It’s enough to make anyone smile and kick up their heels. But the route must go on.
The two wrap up their conversations, and Liz is back in the car with John, who has his own way of keeping amused.
“I'm kind of a crossword addict,” he confesses, under the mustache. He holds up a book with the page folded over. Black and white boxes are smudged with pencil lead, darkening the negative space on the page.
“I'd be sitting at home working a crossword puzzle anyway.” His tone is non-negotiable, and he goes back to the riddle he was figuring. Liz is already back from another stop, gets in and shuts the door. John picks up with his part of the teamwork, but drives a little further past a driveway than Liz would prefer — provoking admonition. Directions aren’t needed, though driving advice has its place.

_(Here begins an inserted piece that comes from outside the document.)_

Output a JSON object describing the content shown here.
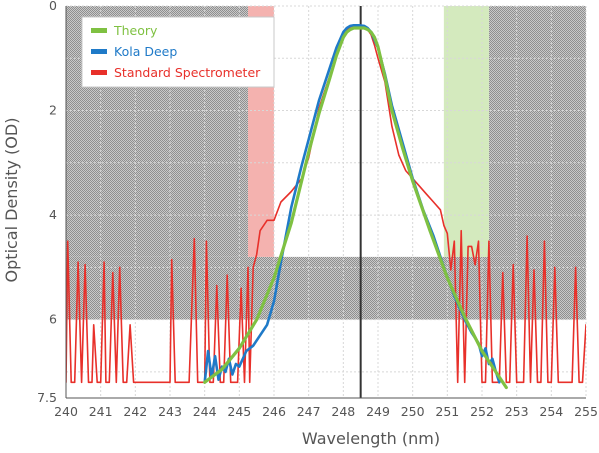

“I complain about his driving and his parking because he makes me walk,” Liz says. Her nose wrinkles up, but she stops short of a laugh.
Lastly, the car pulls into the parking lot at a local motel. Liz doesn’t need to rap on the door at this stop; it’s already open.
The man sitting on the side of the bed recognizes her instantly and proceeds to tell of his latest predicament surrounding an insurance claim. Liz, who worked with insurance in the big city before retiring to her East Texas life, offers to help.
“I'll call them for you next week,” she says, and the man with sea-blue eyes nods and smiles.
It's apparent that the people on this route are more than names or addresses.
“One year if it hadn't been for y'all, I probably would have starved,” he says.